You also won’t look cool when you’re at the pub, watching the football and trying to hide the fact that you know you really shouldn’t be drinking pints. A pint of lager works out as seven points on the Weight Watchers scheme. By comparison, a glass of wine is three, a short with a diet mixer is two. I don’t know if you’ve ever tried watching football in the pub drinking a small but robust Merlot. It doesn’t, fundamentally, work. At one stage I try the whiskey-and-Diet-Coke route, but it leaves me feeling disappointingly philosophical when the desperate heartbreak of the Champions League knockout stages roll around.

And you definitely won’t feel cool when, over a light weekend breakfast, you accidentally tut at your fiancée’s decision to have a bit of extra sugar on her Weetabix and she calls you a “fucking Weight Watchers Hitler”.

Did I quit drinking, eat only salad and take up running every morning? Did I fuck.

So, after a while you start wanting to make concessions – to live a bit more like yourself. In fiction, when a character needs to lose some weight, the director cuts to a montage of them eating crunchy salad, joining the gym and drinking mineral water. Simon Pegg jogs around Notting Hill at 5am, Demolition Man runs up and down some stairs. It looks like a miserable, thankless, embarrassing way to treat yourself over a long period of time. After all, you can’t just go for one run and eat one salad. You have to do it every day. Which would (and does) suck.

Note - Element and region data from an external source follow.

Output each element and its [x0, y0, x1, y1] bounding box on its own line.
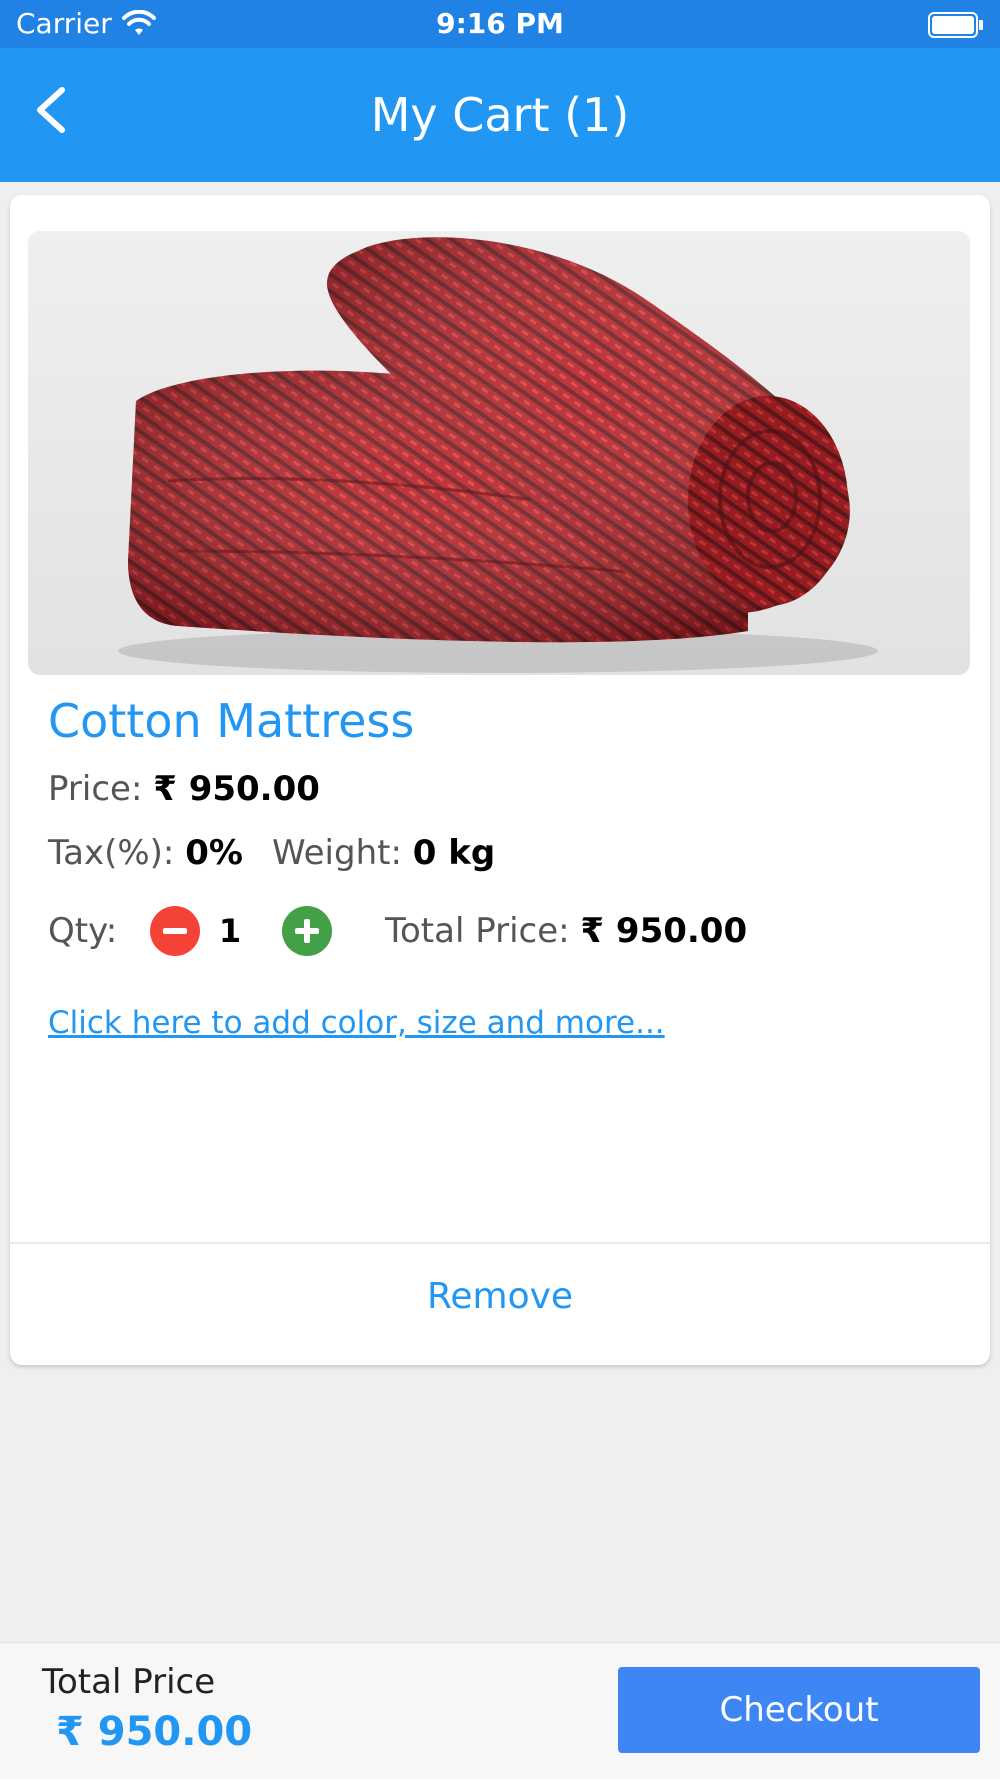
product-name: Cotton Mattress	[48, 694, 415, 748]
tax-value: 0%	[185, 833, 243, 873]
price-row: Price: ₹ 950.00	[48, 767, 320, 811]
add-options-link[interactable]: Click here to add color, size and more..…	[48, 1003, 665, 1043]
weight-value: 0 kg	[412, 833, 496, 873]
decrease-quantity-button[interactable]	[150, 906, 200, 956]
status-time: 9:16 PM	[436, 7, 564, 40]
price-label: Price:	[48, 769, 143, 809]
nav-bar: My Cart (1)	[0, 48, 1000, 182]
battery-icon	[928, 12, 984, 38]
weight-row: Weight: 0 kg	[272, 831, 495, 875]
cart-total-value: ₹ 950.00	[56, 1709, 253, 1755]
bottom-bar: Total Price ₹ 950.00 Checkout	[0, 1642, 1000, 1779]
item-total-value: ₹ 950.00	[580, 911, 748, 951]
checkout-button[interactable]: Checkout	[618, 1667, 980, 1753]
increase-quantity-button[interactable]	[282, 906, 332, 956]
price-value: ₹ 950.00	[153, 769, 320, 809]
item-total-label: Total Price:	[385, 911, 570, 951]
tax-row: Tax(%): 0%	[48, 831, 243, 875]
status-bar: Carrier 9:16 PM	[0, 0, 1000, 48]
qty-label: Qty:	[48, 911, 118, 951]
product-image	[28, 231, 970, 675]
item-total-row: Total Price: ₹ 950.00	[385, 909, 747, 953]
tax-label: Tax(%):	[48, 833, 175, 873]
weight-label: Weight:	[272, 833, 402, 873]
cart-item-card: Cotton Mattress Price: ₹ 950.00 Tax(%): …	[10, 195, 990, 1365]
page-title: My Cart (1)	[370, 88, 630, 142]
remove-button[interactable]: Remove	[10, 1244, 990, 1365]
cart-total-label: Total Price	[42, 1662, 216, 1702]
quantity-value: 1	[218, 912, 242, 950]
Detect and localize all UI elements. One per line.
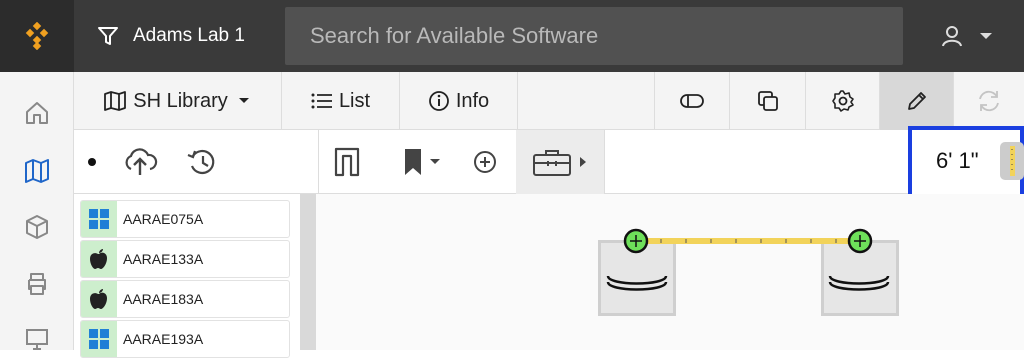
toolbox-icon bbox=[533, 150, 571, 176]
refresh-button[interactable] bbox=[954, 72, 1024, 130]
pencil-icon bbox=[907, 92, 926, 110]
software-name: AARAE193A bbox=[123, 331, 204, 347]
measurement-value: 6' 1" bbox=[936, 148, 979, 173]
software-list: AARAE075A AARAE133A AARAE183A AARAE193A bbox=[74, 194, 304, 358]
monitor-icon[interactable] bbox=[24, 326, 50, 352]
toolbox-button[interactable] bbox=[516, 130, 604, 194]
printer-icon[interactable] bbox=[24, 271, 50, 297]
toggle-view-button[interactable] bbox=[654, 72, 730, 130]
measurement-overlay bbox=[606, 228, 890, 291]
software-name: AARAE075A bbox=[123, 211, 204, 227]
windows-icon bbox=[81, 321, 117, 357]
primary-toolbar: SH Library List Info bbox=[74, 72, 1024, 130]
map-icon[interactable] bbox=[24, 158, 50, 184]
list-item[interactable]: AARAE133A bbox=[80, 240, 290, 278]
settings-button[interactable] bbox=[806, 72, 880, 130]
gear-icon bbox=[831, 90, 854, 112]
side-nav bbox=[0, 72, 74, 350]
caret-down-icon bbox=[430, 159, 440, 164]
list-item[interactable]: AARAE183A bbox=[80, 280, 290, 318]
caret-right-icon bbox=[580, 157, 586, 167]
history-button[interactable] bbox=[180, 130, 224, 194]
secondary-toolbar bbox=[74, 130, 1024, 194]
bookmark-dropdown[interactable] bbox=[396, 130, 448, 194]
software-name: AARAE183A bbox=[123, 291, 204, 307]
refresh-icon bbox=[979, 90, 999, 112]
start-marker-icon[interactable] bbox=[623, 228, 649, 254]
software-name: AARAE133A bbox=[123, 251, 204, 267]
user-icon bbox=[942, 26, 962, 47]
copy-icon bbox=[757, 91, 778, 111]
list-view-button[interactable]: List bbox=[282, 72, 400, 130]
user-menu[interactable] bbox=[940, 24, 996, 48]
map-canvas[interactable] bbox=[316, 194, 1024, 350]
library-label: SH Library bbox=[133, 89, 228, 112]
filter-icon bbox=[98, 27, 118, 45]
apple-icon bbox=[81, 281, 117, 317]
library-dropdown[interactable]: SH Library bbox=[74, 72, 282, 130]
info-icon bbox=[428, 91, 449, 111]
cloud-upload-icon bbox=[125, 148, 158, 175]
edit-button[interactable] bbox=[880, 72, 954, 130]
room-outline-button[interactable] bbox=[332, 130, 362, 194]
divider bbox=[318, 130, 319, 194]
top-bar: Adams Lab 1 Search for Available Softwar… bbox=[0, 0, 1024, 72]
tape-measure-icon[interactable] bbox=[1000, 142, 1024, 180]
plus-circle-icon bbox=[474, 151, 496, 173]
logo-icon bbox=[25, 22, 49, 50]
history-icon bbox=[187, 149, 215, 175]
bookmark-icon bbox=[405, 149, 421, 175]
software-search-input[interactable]: Search for Available Software bbox=[285, 7, 903, 65]
measurement-readout[interactable]: 6' 1" bbox=[908, 126, 1024, 198]
toggle-icon bbox=[680, 94, 704, 108]
list-icon bbox=[311, 93, 332, 109]
app-logo[interactable] bbox=[0, 0, 74, 72]
measure-line bbox=[636, 238, 860, 244]
apple-icon bbox=[81, 241, 117, 277]
list-scrollbar[interactable] bbox=[300, 194, 316, 350]
divider bbox=[604, 130, 605, 194]
duplicate-button[interactable] bbox=[730, 72, 806, 130]
chevron-down-icon bbox=[980, 33, 992, 39]
list-item[interactable]: AARAE075A bbox=[80, 200, 290, 238]
lab-name: Adams Lab 1 bbox=[133, 25, 245, 46]
caret-down-icon bbox=[238, 98, 249, 103]
lab-filter[interactable]: Adams Lab 1 bbox=[97, 24, 245, 48]
list-item[interactable]: AARAE193A bbox=[80, 320, 290, 358]
end-marker-icon[interactable] bbox=[847, 228, 873, 254]
info-label: Info bbox=[455, 89, 490, 112]
doorway-icon bbox=[334, 147, 360, 177]
map-icon bbox=[104, 91, 127, 111]
home-icon[interactable] bbox=[24, 100, 50, 126]
search-placeholder: Search for Available Software bbox=[310, 23, 599, 48]
info-button[interactable]: Info bbox=[400, 72, 518, 130]
upload-button[interactable] bbox=[118, 130, 162, 194]
box-icon[interactable] bbox=[24, 214, 50, 240]
windows-icon bbox=[81, 201, 117, 237]
status-dot-icon bbox=[80, 130, 104, 194]
list-label: List bbox=[338, 89, 371, 112]
add-button[interactable] bbox=[470, 130, 500, 194]
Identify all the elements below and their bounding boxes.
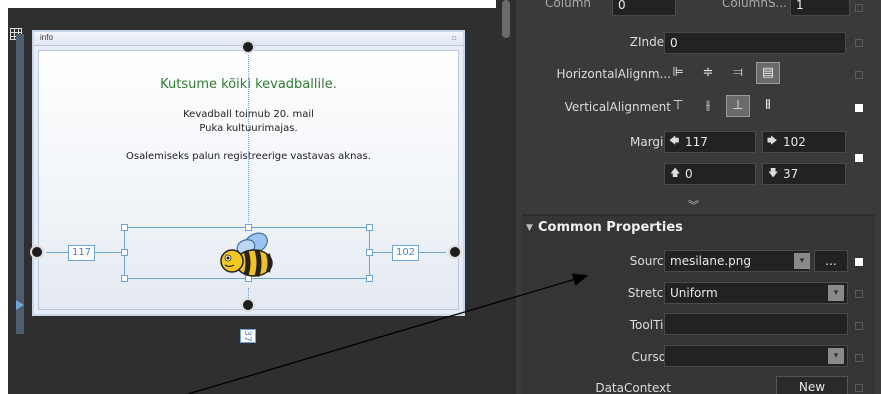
annotation-arrow	[187, 273, 589, 394]
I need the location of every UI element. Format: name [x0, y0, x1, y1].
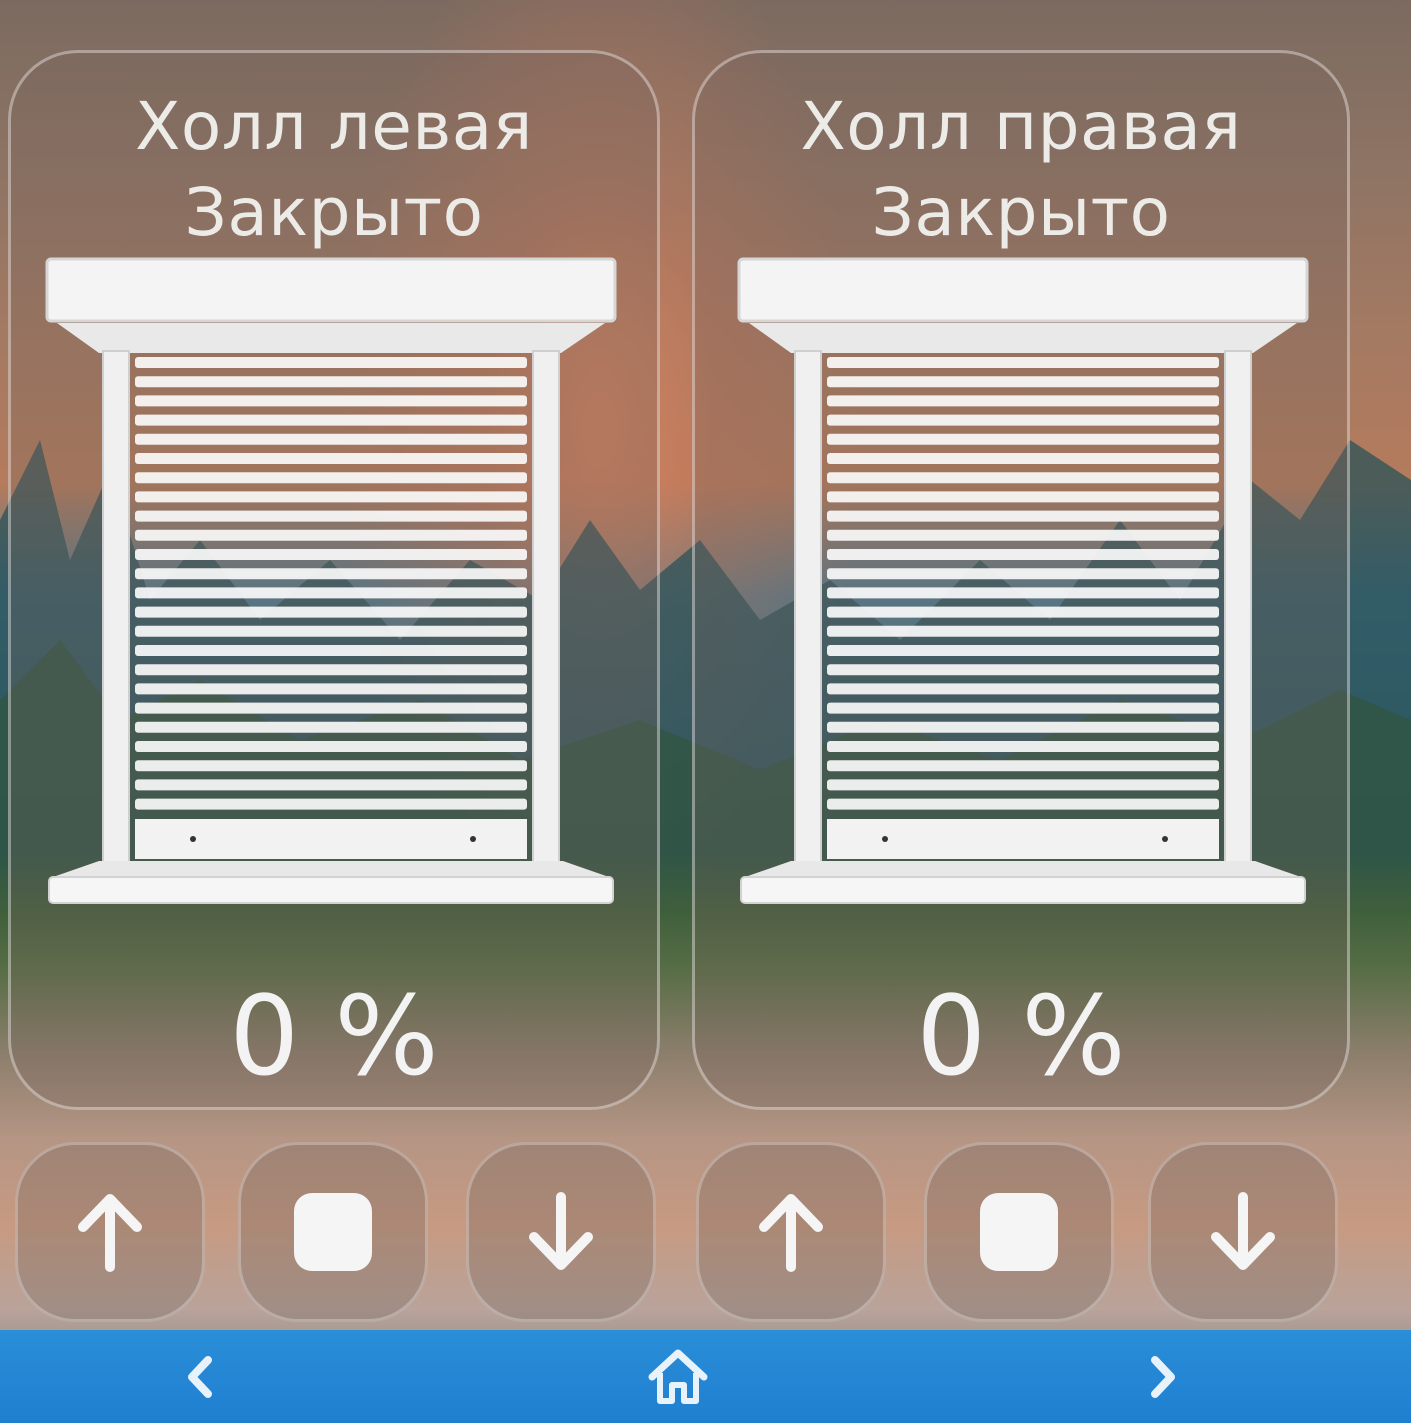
shutter-slat — [827, 376, 1219, 388]
stop-square-icon — [980, 1193, 1058, 1271]
blind-card-left[interactable]: Холл левая Закрыто 0 % — [8, 50, 660, 1110]
shutter-slat — [135, 568, 527, 580]
blind-title: Холл левая — [135, 88, 533, 165]
shutter-slat — [827, 645, 1219, 656]
shutter-slat — [135, 433, 527, 445]
shutter-slat — [827, 568, 1219, 580]
touch-panel-screen: Холл левая Закрыто 0 % Холл правая Закры… — [0, 0, 1411, 1423]
left-blind-down-button[interactable] — [466, 1142, 656, 1322]
shutter-slat — [827, 760, 1219, 772]
shutter-slat — [827, 741, 1219, 752]
left-blind-stop-button[interactable] — [238, 1142, 428, 1322]
shutter-slat — [827, 491, 1219, 503]
chevron-left-icon — [188, 1356, 212, 1398]
shutter-slat — [827, 453, 1219, 464]
blind-card-right[interactable]: Холл правая Закрыто 0 % — [692, 50, 1350, 1110]
shutter-slat — [135, 491, 527, 503]
shutter-slat — [827, 683, 1219, 695]
next-page-button[interactable] — [1128, 1344, 1198, 1410]
shutter-slat — [827, 779, 1219, 791]
shutter-slat — [827, 702, 1219, 714]
shutter-slat — [827, 549, 1219, 560]
shutter-slat — [135, 453, 527, 464]
shutter-slat — [827, 395, 1219, 407]
blind-position-value: 0 % — [916, 972, 1126, 1100]
shutter-slat — [135, 529, 527, 541]
shutter-slat — [135, 721, 527, 733]
shutter-slat — [135, 779, 527, 791]
shutter-slat — [135, 741, 527, 752]
shutter-slat — [827, 433, 1219, 445]
blind-status: Закрыто — [184, 174, 484, 251]
shutter-slat — [827, 529, 1219, 541]
shutter-slat — [135, 510, 527, 522]
shutter-slat — [135, 587, 527, 599]
shutter-slat — [827, 721, 1219, 733]
roller-shutter-icon — [45, 257, 617, 904]
arrow-up-icon — [759, 1194, 823, 1272]
shutter-slat — [135, 395, 527, 407]
shutter-slat — [135, 376, 527, 388]
blind-title: Холл правая — [800, 88, 1242, 165]
shutter-slat — [135, 683, 527, 695]
roller-shutter-icon — [737, 257, 1309, 904]
shutter-slat — [135, 357, 527, 368]
shutter-slat — [135, 549, 527, 560]
stop-square-icon — [294, 1193, 372, 1271]
previous-page-button[interactable] — [165, 1344, 235, 1410]
arrow-down-icon — [1211, 1192, 1275, 1270]
right-blind-stop-button[interactable] — [924, 1142, 1114, 1322]
shutter-slat — [827, 510, 1219, 522]
home-button[interactable] — [643, 1344, 713, 1410]
chevron-right-icon — [1151, 1356, 1175, 1398]
shutter-slat — [135, 472, 527, 484]
shutter-slat — [135, 798, 527, 810]
bottom-nav-bar — [0, 1330, 1411, 1423]
shutter-slat — [135, 702, 527, 714]
shutter-slat — [827, 587, 1219, 599]
shutter-slat — [135, 414, 527, 426]
shutter-slat — [827, 664, 1219, 676]
shutter-slat — [827, 357, 1219, 368]
shutter-slat — [827, 798, 1219, 810]
right-blind-up-button[interactable] — [696, 1142, 886, 1322]
shutter-slat — [827, 472, 1219, 484]
shutter-slat — [135, 645, 527, 656]
shutter-slat — [135, 606, 527, 618]
right-blind-down-button[interactable] — [1148, 1142, 1338, 1322]
blind-position-value: 0 % — [229, 972, 439, 1100]
shutter-slat — [135, 760, 527, 772]
shutter-slat — [135, 664, 527, 676]
home-icon — [648, 1349, 708, 1404]
shutter-slat — [135, 625, 527, 637]
arrow-down-icon — [529, 1192, 593, 1270]
shutter-slat — [827, 625, 1219, 637]
arrow-up-icon — [78, 1194, 142, 1272]
left-blind-up-button[interactable] — [15, 1142, 205, 1322]
blind-status: Закрыто — [871, 174, 1171, 251]
shutter-slat — [827, 606, 1219, 618]
shutter-slat — [827, 414, 1219, 426]
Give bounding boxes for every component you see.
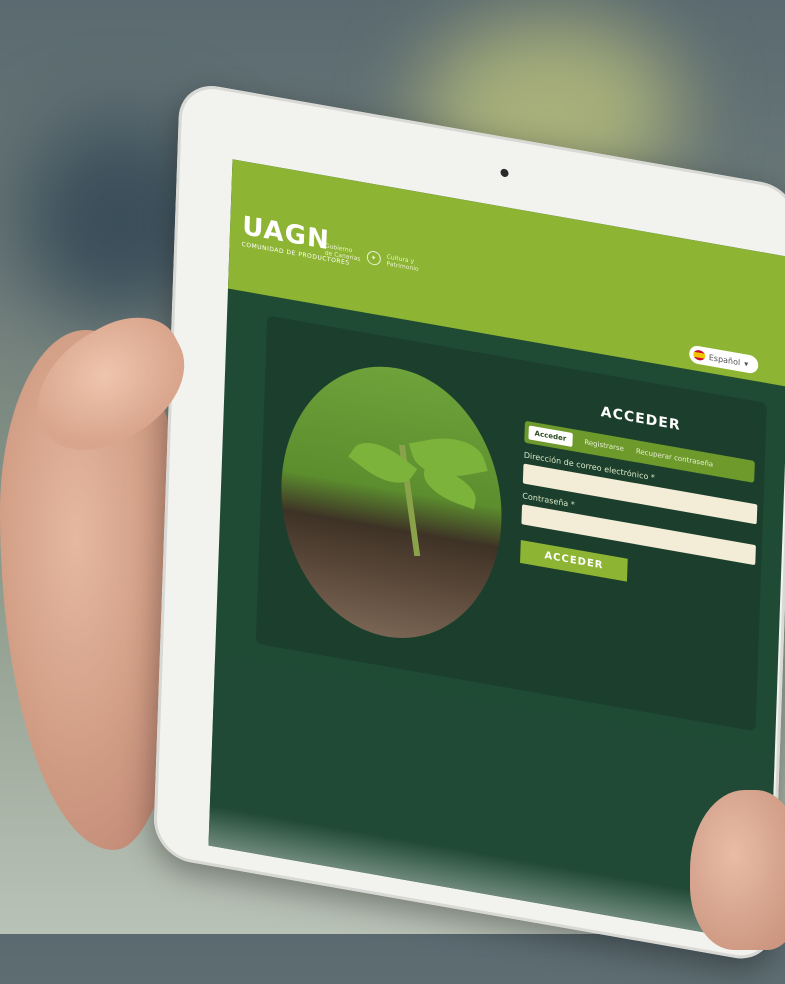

The truth, though – what no one ever told me – is that it doesn’t have to be nearly so horrible. I sit here now, eight months after joining Weight Watchers, having lost well over four stone. My dad’s original kilt turned out to be too big for me and after hiring a smaller one I look (if I do say so myself) like the absolute nuts in my wedding photos. If I were a Notts County fan I’d not only be beaming, I’d be glancing over at the ‘M’ shirts in the club shop. And did I quit drinking, eat only salad and take up running every morning? Did I fuck.

I can honestly say there hasn’t been a single week when I haven’t had a least one or two nights out on the lager, or found myself tucking into a plate of chilli nachos at Big Red on Holloway Road. I’ve woken up at Edmonton bus depot, covered in Pizza GoGo and smiling like a twat. And I’ve lost weight almost every week.

You should moderate the calorie intake, of course – but I’ve found that you also need to moderate the “diet” if it’s really going to work.

The first thing is – do easy stuff. Reduce the carbs early doors: so potatoes, pasta, rice and bread. You don’t have to give them up, just eat way less of them. We got by very nicely on spicy vegetable soups, Bolognese and curries; just have less pasta and rice with them and you’re losing weight already. Steer clear of things like pizza, pies and fry-ups, obviously (heartbreaking, I know), but then you’ll find that even if you’re having a takeaway at the weekend you could still be doing much worse. One way to have fun with Weight Watchers’ database is to look up the Wetherspoons’ food menu. After a few weeks on the diet their large mixed grill with baked potato takes on the appearance of a delicious suicide attempt.

The exercise can also be done at your own pace. Apart from the excruciating-yet-effective aqua-fitness classes, the idea of working out in a gym is total anathema to me. I’ve never been able to stomach the flexing, preening, date-rapist twats that hang around in such places – instead just playing a bit of tennis at the weekend and taking walks on my lunchbreak made a huge difference.

In the end, women are right: it feels great to look at the scales and see a smaller number than you saw the previous week. It also feels good to be complimented on how healthy you look – but beware, there are few things more awkward than a straight man trying to find a way to compliment another straight man on his “figure”, even in this day and age.